When we talk about south Indian food, there are some dishes which we quickly recall, like Idli, dosa for breakfast and bisibelebath or other rice varieties for lunch.
This recipe, is famous in Karnataka and Tamil Nadu states in India. The names change as per region. Although the recipe may alter slightly in both states the basic ingredients and procedure remains unchanged. I recall the days when my grandparents use to prepare them for long train journey or short picnics with family. My grandfather ran his own restaurant in Chennai /Madras during his younger days, hence these recipes were prepared quiet often and relished by all of us in the family and I learnt this recipe from my mother.
It is a really tasty and absolutely delicious food for lunch time. Fried Potato curry with a crispy papad is a perfect accompaniment for this dish. Do give it a shot.
Powder for the paste:
• Sesame seeds 2 tbsp
• Corriander seeds 2 tbsp
• Cumin seeds 1tbsp
• Urad dal 1 tbsp
• Channa dal 1 tbsp
• Pepper corn ½tsp
• Methi seeds /Fenugreek seeds ¼tsp
• Dry coconut (either shredded or cut into pieces)¼cup
• Dry red chilli 8 (I used normal red chilli 5 and Kashmiri red chilli 3 for colour)
• Take a pan, first dry roast the sesame seeds until it turns golden brown and keep it aside.
• To the same pan add sesame oil and keeping the stove in low flame, fry the Corriander seeds, Cumin seeds, channa dal, urad dal, methi seeds & pepper corn. Fry them until they turn golden brown.
• Now include the dry red chilli, dry coconut and fry for about 2 to 5 min in low flame.
• Allow this to cool to room temperature and grind them to a fine powder.
• You may double the above quantity to prepare this powder and keep it in advance and use it as and when you need to prepare the Puliyogare paste.
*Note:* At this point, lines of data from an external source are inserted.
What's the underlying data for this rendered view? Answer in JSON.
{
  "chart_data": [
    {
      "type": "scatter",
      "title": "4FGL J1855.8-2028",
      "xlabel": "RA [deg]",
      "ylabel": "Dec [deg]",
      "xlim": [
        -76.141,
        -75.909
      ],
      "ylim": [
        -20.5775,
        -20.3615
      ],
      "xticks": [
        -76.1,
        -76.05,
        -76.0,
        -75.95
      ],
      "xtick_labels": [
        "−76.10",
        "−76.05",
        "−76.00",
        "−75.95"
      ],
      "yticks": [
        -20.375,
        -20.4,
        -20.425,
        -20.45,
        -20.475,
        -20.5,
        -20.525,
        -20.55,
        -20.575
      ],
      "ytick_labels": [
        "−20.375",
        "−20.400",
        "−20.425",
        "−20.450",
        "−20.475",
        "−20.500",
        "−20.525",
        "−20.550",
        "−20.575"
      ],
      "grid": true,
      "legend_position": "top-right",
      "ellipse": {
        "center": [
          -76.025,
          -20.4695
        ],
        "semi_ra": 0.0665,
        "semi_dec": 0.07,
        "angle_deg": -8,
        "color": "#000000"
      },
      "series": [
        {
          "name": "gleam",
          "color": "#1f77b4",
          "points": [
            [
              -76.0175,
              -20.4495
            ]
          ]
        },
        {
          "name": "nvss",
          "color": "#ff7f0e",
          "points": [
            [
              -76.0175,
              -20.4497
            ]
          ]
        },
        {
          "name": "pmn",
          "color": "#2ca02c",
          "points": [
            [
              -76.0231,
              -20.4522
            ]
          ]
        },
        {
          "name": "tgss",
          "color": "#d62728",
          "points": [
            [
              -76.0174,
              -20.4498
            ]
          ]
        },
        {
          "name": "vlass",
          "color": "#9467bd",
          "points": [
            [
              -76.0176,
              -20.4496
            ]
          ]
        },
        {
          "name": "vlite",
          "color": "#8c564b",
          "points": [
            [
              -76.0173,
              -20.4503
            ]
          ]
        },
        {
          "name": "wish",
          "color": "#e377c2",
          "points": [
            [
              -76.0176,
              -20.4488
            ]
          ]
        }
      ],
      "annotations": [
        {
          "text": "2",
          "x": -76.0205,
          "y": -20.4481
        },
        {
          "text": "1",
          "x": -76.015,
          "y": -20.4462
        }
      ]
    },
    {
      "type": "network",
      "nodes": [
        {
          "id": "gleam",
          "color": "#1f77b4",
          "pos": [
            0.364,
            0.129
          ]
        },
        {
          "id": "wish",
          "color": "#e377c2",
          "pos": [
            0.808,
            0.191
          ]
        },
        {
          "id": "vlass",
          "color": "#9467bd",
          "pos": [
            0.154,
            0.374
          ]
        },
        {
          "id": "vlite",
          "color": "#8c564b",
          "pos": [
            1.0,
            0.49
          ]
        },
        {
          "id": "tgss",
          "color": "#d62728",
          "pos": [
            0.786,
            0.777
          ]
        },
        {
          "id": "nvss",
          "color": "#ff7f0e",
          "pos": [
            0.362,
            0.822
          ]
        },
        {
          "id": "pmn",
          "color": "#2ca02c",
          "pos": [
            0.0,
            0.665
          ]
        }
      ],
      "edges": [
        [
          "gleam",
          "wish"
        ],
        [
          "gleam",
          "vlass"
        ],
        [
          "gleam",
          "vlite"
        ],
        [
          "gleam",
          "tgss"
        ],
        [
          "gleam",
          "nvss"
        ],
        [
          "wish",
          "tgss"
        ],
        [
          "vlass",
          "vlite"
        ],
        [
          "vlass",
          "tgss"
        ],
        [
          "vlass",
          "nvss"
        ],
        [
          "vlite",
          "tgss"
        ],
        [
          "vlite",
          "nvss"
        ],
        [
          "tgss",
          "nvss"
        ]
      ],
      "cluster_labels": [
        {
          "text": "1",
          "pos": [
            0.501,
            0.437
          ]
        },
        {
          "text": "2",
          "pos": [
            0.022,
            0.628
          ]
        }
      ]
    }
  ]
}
• The above quantity will be perfect for one time preparation for the Puliyogare paste.
• In case you do not have or would like to avoid Dry coconut you may do so.
Ingredients for Puliyogare Paste.
• Thick Tamarind water ½ cup
• Sesame oil ¼ cup
• Mustard 1tsp
• Channa dal 1 tsp
• Ground nut 1 tsp
• Curry leaves 1 sprig
• Puliyogare powder (recipe above)
• Dry red chilli 2 broken in halves
• Turmeric powder ½tsp
• Asafoetida ¼tsp
• Jaggery powder 3.5 tbsp
• Water 1 cup
• Salt as per taste.
• Heat sesame oil in a wok, and add mustard seeds, once they splutter, reduce the flame to low and add channa dal, ground nut, dry red chilli, curry leaves and asafoetida and fry until the dal and ground nut turn golden brown.
• Now include the thick Tamarind water along with salt and Turmeric powder. Add an extra cup of water. Cover and allow this to boil well. (You have to see them bubbling)
• Now add jaggery powder and prepared Puliyogare powder.
• Keep stirring until the oil separates from the pan and into forms a thick paste. Do not leave it unattended at this time.
• Once you see it come together into a thick consistency turn off the stove. Transfer into a container. Tamarind Rice paste can stay for about 10 to 15 days refrigerated.
• To prepare Tamarind Rice, heat sesame oil in a wok and add mustard seeds, curry leaves, ground nuts, keep the flame low and add 2 tablespoon of Puliyogare paste and 2 cups of cooked rice and mix it without breaking the rice.
• Alternatively, you may avoid the above tempering procedure and mix it with hot rice and sesame oil as well.